19:18The fact that you're expected to interface with Git via a CLI in a real environment with real files is stupid in a world where we have awesome tools like Just Bash. If you're not familiar with Just Bash, it is a full JavaScript or TypeScript layer that emulates Bash so that you can run an agent like a ClaudeCoder Codex type thing without having a real Linux kernel and a real file system.
19:42Instead, it can run entirely inside of memory, inside of JavaScript, and not know any better. It's a lot easier to clone shit randomly within memory than it is to move files around a whole bunch on your system.
19:54Slight tangent, but I wanna vent about this because I really want this fixed and I don't know where else to complain. Nullvox Populi shared this benchmark with me earlier this year, and it has haunted me since. This is a benchmark on disk performance for tools like Git and PnPM across different platforms.
20:12He was replying this to a post I made about how fast the SSDs are on my m five Mac. SSD is super fast. I was really excited for, like, bulk reads and writes and shit on this machine.
20:21And then I looked at his benchmark. The way this benchmark works is you clone the project, which has a bunch of sub frameworks in it that are boilerplates that have a bunch of random shit installed.
20:34And the benchmark is cloning all of this, PNPM installing all of this from cache, and measuring how long it takes for the files to be created.
20:43Because there is no network access being done here. Everything's already cached. It's just recreating the contents in the directories.
20:50And the results haunt me. With an old middle range AMD CPU and admittedly a lot of RAM, the clean install took six point eight seconds on Ubuntu, to be clear, with a normal Western Digital SSD.
21:04On an m four chip with the really fancy Apple SSD, the exact same thing took thirty one seconds.
21:13This appears to be a massive problem with APFS, which is Apple's file system, where creating a lot of small files sucks, The point where an m one Ultra could take upwards of a hundred and forty seconds to do this.
21:26Hundred and forty seconds for a task that a similar MacBook running Ubuntu instead can do in three to twelve seconds. That's insane. That is actually insane.
21:36APFS is garbage. At the very least, it's garbage at these types of small file readwrites, and all of these numbers show it. This type of thing just sucks.
21:45It's really bad. And it makes spinning up lots of small environments for your agents to work in, it is just bad. There is no excuse for it to be this bad.
21:54This means that crazy solutions like a RAM disk that are using other file system technologies actually make sense. Apparently, this is all f sync causing problems.
22:04I am not deep enough to know. I don't care. All I know is it sucks, and whenever I move to one of my Linux machines, cloning, installing, and all those things feels so much better than it does on a Mac right now.
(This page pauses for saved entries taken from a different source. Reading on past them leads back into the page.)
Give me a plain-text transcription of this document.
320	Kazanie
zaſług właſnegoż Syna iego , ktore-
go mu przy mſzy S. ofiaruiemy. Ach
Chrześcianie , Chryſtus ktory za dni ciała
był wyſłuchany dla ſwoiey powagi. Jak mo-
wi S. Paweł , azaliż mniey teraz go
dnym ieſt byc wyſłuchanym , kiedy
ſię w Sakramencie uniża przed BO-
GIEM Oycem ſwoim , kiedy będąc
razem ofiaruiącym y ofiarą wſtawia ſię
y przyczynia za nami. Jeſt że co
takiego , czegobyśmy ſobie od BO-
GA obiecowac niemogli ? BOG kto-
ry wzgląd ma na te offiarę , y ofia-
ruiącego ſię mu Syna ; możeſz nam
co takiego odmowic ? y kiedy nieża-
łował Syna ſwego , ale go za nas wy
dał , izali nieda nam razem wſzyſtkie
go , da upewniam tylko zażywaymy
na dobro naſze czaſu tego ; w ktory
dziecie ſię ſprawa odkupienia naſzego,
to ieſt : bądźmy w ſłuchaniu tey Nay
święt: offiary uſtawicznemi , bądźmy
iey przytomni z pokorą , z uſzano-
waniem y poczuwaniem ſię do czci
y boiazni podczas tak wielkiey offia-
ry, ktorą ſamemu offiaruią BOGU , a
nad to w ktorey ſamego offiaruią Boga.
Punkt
22:16This is one of the many reasons I think we should be moving away from file systems. They're a rat's nest full of weird problems and assumptions that are platform specific, and something that works great on your Ubuntu machine might run like shit on a Mac just because they have some weird thing happening in the file system layer.
22:31Do you know what doesn't have these problems? Node isolates. If all of the content here just lived inside of memory, inside of something else, You don't have to worry about the weird implementation details of the file system on your fucking computer.
22:44Yeah. I I'm annoyed about all this.
22:46I hope someday someone fixes the problems for Mac OS. But I I'm done with file systems. I almost put file systems in this list.
22:54I know better.
22:58So instead, I put Dropbox for devs, because I'm stupid. And it's basically what I had in mind anyways. I have a handful of different machines that I'm using for building with agents right now.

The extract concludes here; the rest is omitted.